Not too bad, but I would add some vignetting to contain the images, and bump up the saturation a tiny bit more, or reduce the brightness just a tiny bit. I really, really think you need to get the edges of these darker, like on #6...the tile floor is too bright! Same thing on #1 and #2...burn the edges down. No offense, but #2 is not a very strong composition, so I would find a different frame, or slightly different vantage point frame, and try and make something good from that.


----------



## Parker219 (Sep 15, 2014)

Now that I look at 3 a little closer, I think you are right about it being underexposed, let me fix that real quick...

Original 3- 





Edit on 3 -


----------



## Parker219 (Sep 15, 2014)

Good points Derrel, I did what you said on the edges of number 1, and I think it looks better.  No more blinding tile table!

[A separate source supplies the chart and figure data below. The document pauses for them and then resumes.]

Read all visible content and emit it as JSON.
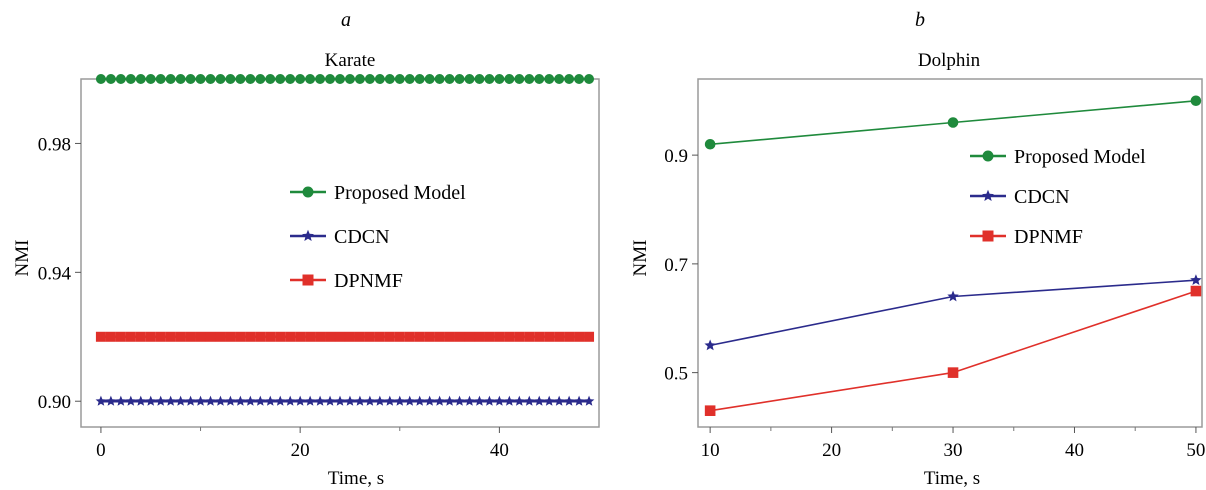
{
  "chart_data": [
    {
      "type": "line",
      "panel_label": "a",
      "title": "Karate",
      "xlabel": "Time, s",
      "ylabel": "NMI",
      "xlim": [
        -2,
        50
      ],
      "ylim": [
        0.892,
        1.0
      ],
      "xticks": [
        "0",
        "20",
        "40"
      ],
      "yticks": [
        "0.90",
        "0.94",
        "0.98"
      ],
      "grid": false,
      "legend_position": "center",
      "x": [
        0,
        1,
        2,
        3,
        4,
        5,
        6,
        7,
        8,
        9,
        10,
        11,
        12,
        13,
        14,
        15,
        16,
        17,
        18,
        19,
        20,
        21,
        22,
        23,
        24,
        25,
        26,
        27,
        28,
        29,
        30,
        31,
        32,
        33,
        34,
        35,
        36,
        37,
        38,
        39,
        40,
        41,
        42,
        43,
        44,
        45,
        46,
        47,
        48,
        49
      ],
      "series": [
        {
          "name": "Proposed Model",
          "color": "#1f8a3c",
          "marker": "circle",
          "values": [
            1.0,
            1.0,
            1.0,
            1.0,
            1.0,
            1.0,
            1.0,
            1.0,
            1.0,
            1.0,
            1.0,
            1.0,
            1.0,
            1.0,
            1.0,
            1.0,
            1.0,
            1.0,
            1.0,
            1.0,
            1.0,
            1.0,
            1.0,
            1.0,
            1.0,
            1.0,
            1.0,
            1.0,
            1.0,
            1.0,
            1.0,
            1.0,
            1.0,
            1.0,
            1.0,
            1.0,
            1.0,
            1.0,
            1.0,
            1.0,
            1.0,
            1.0,
            1.0,
            1.0,
            1.0,
            1.0,
            1.0,
            1.0,
            1.0,
            1.0
          ]
        },
        {
          "name": "CDCN",
          "color": "#2b2b8c",
          "marker": "star",
          "values": [
            0.9,
            0.9,
            0.9,
            0.9,
            0.9,
            0.9,
            0.9,
            0.9,
            0.9,
            0.9,
            0.9,
            0.9,
            0.9,
            0.9,
            0.9,
            0.9,
            0.9,
            0.9,
            0.9,
            0.9,
            0.9,
            0.9,
            0.9,
            0.9,
            0.9,
            0.9,
            0.9,
            0.9,
            0.9,
            0.9,
            0.9,
            0.9,
            0.9,
            0.9,
            0.9,
            0.9,
            0.9,
            0.9,
            0.9,
            0.9,
            0.9,
            0.9,
            0.9,
            0.9,
            0.9,
            0.9,
            0.9,
            0.9,
            0.9,
            0.9
          ]
        },
        {
          "name": "DPNMF",
          "color": "#e0302a",
          "marker": "square",
          "values": [
            0.92,
            0.92,
            0.92,
            0.92,
            0.92,
            0.92,
            0.92,
            0.92,
            0.92,
            0.92,
            0.92,
            0.92,
            0.92,
            0.92,
            0.92,
            0.92,
            0.92,
            0.92,
            0.92,
            0.92,
            0.92,
            0.92,
            0.92,
            0.92,
            0.92,
            0.92,
            0.92,
            0.92,
            0.92,
            0.92,
            0.92,
            0.92,
            0.92,
            0.92,
            0.92,
            0.92,
            0.92,
            0.92,
            0.92,
            0.92,
            0.92,
            0.92,
            0.92,
            0.92,
            0.92,
            0.92,
            0.92,
            0.92,
            0.92,
            0.92
          ]
        }
      ]
    },
    {
      "type": "line",
      "panel_label": "b",
      "title": "Dolphin",
      "xlabel": "Time, s",
      "ylabel": "NMI",
      "xlim": [
        9,
        50.5
      ],
      "ylim": [
        0.4,
        1.04
      ],
      "xticks": [
        "10",
        "20",
        "30",
        "40",
        "50"
      ],
      "yticks": [
        "0.5",
        "0.7",
        "0.9"
      ],
      "grid": false,
      "legend_position": "top-right",
      "x": [
        10,
        30,
        50
      ],
      "series": [
        {
          "name": "Proposed Model",
          "color": "#1f8a3c",
          "marker": "circle",
          "values": [
            0.92,
            0.96,
            1.0
          ]
        },
        {
          "name": "CDCN",
          "color": "#2b2b8c",
          "marker": "star",
          "values": [
            0.55,
            0.64,
            0.67
          ]
        },
        {
          "name": "DPNMF",
          "color": "#e0302a",
          "marker": "square",
          "values": [
            0.43,
            0.5,
            0.65
          ]
        }
      ]
    }
  ]
}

I also cleaned up the limes a little.


----------



## Derrel (Sep 15, 2014)

Yes, I like it better with a bit of vignetting applied. I think subtle vignetting really helps contain an image. On the shots of the dish that has the rice and the cheese covered whatever garnished with diced tomatoes, I might think about boosting the reds a bit, to make the tomatoes look a bit riper and more appealing.


----------



## Parker219 (Sep 15, 2014)

Done =-)

Thanks!


----------



## Wizard1500 (Sep 15, 2014)

Nicely done....


----------



## Designer (Sep 15, 2014)

Looks like a place here in my town.

The close-up does nothing for me.
The restaurant needs to have LOTS of people in it, along with the servers.  
The other three food shots look good to me.
I might try some different setups depending on what the owner wants to do with them.  The "just dishes" shots would be good for menus, etc, but for a print ad I might experiment with some soft drinks, paper napkins and flatware in the shot.


----------



## bianni (Sep 15, 2014)

Nicely done but please don't crop off small portions of the plates.


----------